IVOOX.id – Kebijakan tarif dagang Amerika Serikat terhadap Indonesia yang ditetapkan sebesar 19 persen tidak bisa dilihat sebagai keberhasilan diplomasi Indonesia, meskipun mendapatkan penurunan tarif dari sebelumnya 32 persen.

Sebaliknya, kebijakan ini dinilai sebagai potensi ancaman bagi kelompok rentan, khususnya petani dan pelaku UMKM.

Isu tersebut dibahas International NGO Forum on Indonesian Development (INFID) bersama sejumlah anggotanya melalui webinar Selasa, 22 Juli 2025. Salah satu sorotan INFID adalah dampak dari pembukaan pasar Indonesia terhadap produk-produk asal Amerika Serikat yang dibebaskan dari tarif.

Produk-produk pertanian seperti kedelai, jagung, dan kapas disebut sebagai komoditas yang sangat rentan terdampak oleh masuknya barang-barang AS tanpa bea masuk. Hal ini dikhawatirkan akan semakin melemahkan daya saing petani lokal dan memukul industri dalam negeri.

Peneliti dari Third World Network, Lutfiyah Hanim, menjelaskan bahwa petani di negara maju seperti AS mendapatkan subsidi besar dari pemerintah mereka.

Di negara maju seperti AS, para petani dan sektor pertanian mendapatkan subsidi dari Pemerintah mencapai 20 miliar USD per tahun. Menurutnya, subsidi ini membuat produksi pertanian AS melimpah sehingga mampu menurunkan harga internasional.

“Nah kalau melimpah produksi, dia akan melemahkan harga internasional. Ini sudah terbukti dengan produsen kapas dunia, produsen jagung, kedelai di negara-negara lain. Jadi produk pertanian AS bisa dijual dengan lebih murah di negara tujuan dan ini akan menggusur produk lokal,” jelas Lutfiyah, diakses dari laman resmi infid.org, Minggu (3/8/2025).
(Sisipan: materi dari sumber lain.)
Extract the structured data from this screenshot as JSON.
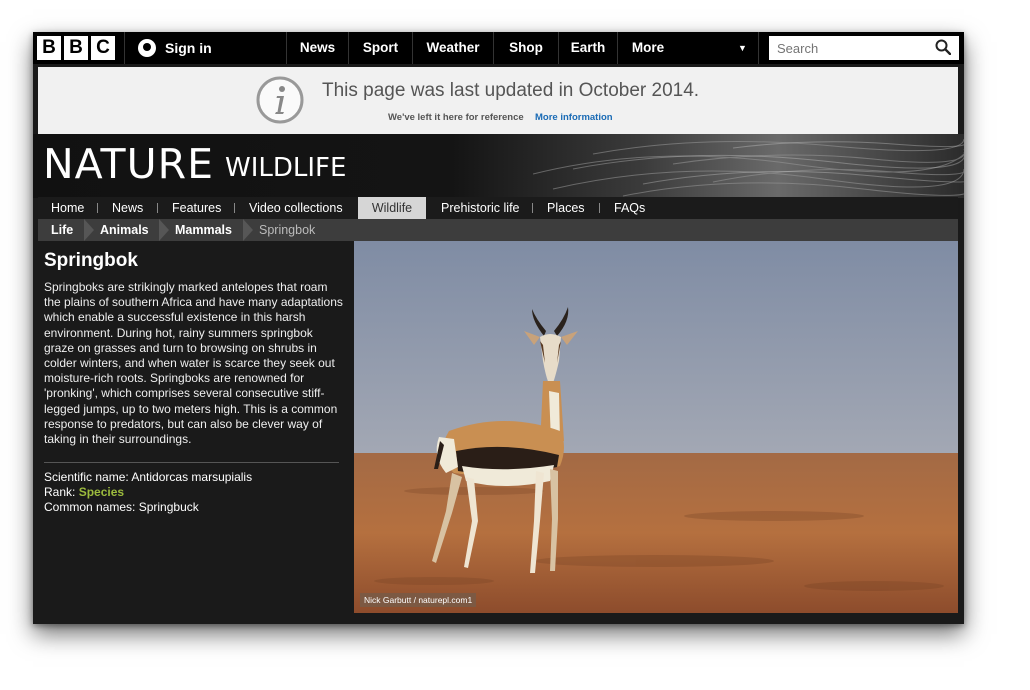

INFID menilai bahwa pemerintah Indonesia perlu menjelaskan secara terbuka langkah-langkah mitigasi atas potensi guncangan yang akan terjadi di pasar domestik. “Jadi pemerintah harus menjelaskan, bukan cuma turun dari 32 persen ke 19 persen. Nggak begitu. Apa sih langkah mitigasinya?” ujar Direktur Eksekutif INFID, Siti Khoirun Ni’mah.

Lebih lanjut, Ni’mah menekankan pentingnya perlindungan sosial jangka pendek bagi kelompok rentan jika terjadi lonjakan produk impor di pasar domestik.

“Tapi yang jangka pendek mestinya ada suatu upaya-upaya model-model perlindungan sosial misalnya terjadi shock ya. Misalnya tadi kemudian membanjiri (pasar domestik dengan produk luar negeri) dan petani-petani kita gak mampu bersaing di pasaran. Jadi definisi shock itu bukan hanya definisi karena gagal panen akibat iklim misalnya, tapi juga gagal panen akibat mekanisme pasar,” tambahnya. 

INFID dan para anggotanya menyerukan lima langkah utama yang perlu dilakukan oleh pemerintah: menjelaskan strategi mitigasi atas situasi dagang saat ini, membangun kedaulatan pangan dan petani, memperkuat industri nasional dengan model bisnis yang inklusif, memperkuat pasar domestik, serta memperkuat diplomasi ekonomi internasional. 

Daya Tawar

Guru Besar Hukum Administrasi Negara Fakultas Hukum UGM, Mailinda Eka Yuniza, menilai bahwa Indonesia memiliki posisi tawar dalam menghadapi kebijakan tarif AS, terutama melalui sektor mineral penting seperti nikel.

Mailinda menyampaikan bahwa Amerika Serikat saat ini tengah mencabut bea masuk global atas sejumlah mineral penting. “Pada dasarnya hal ini memperkuat akses Amerika terhadap sumber daya tersebut dan membuat ketersediaan globalnya menjadi semakin strategis,” katanya, di laman ugm.ac.id.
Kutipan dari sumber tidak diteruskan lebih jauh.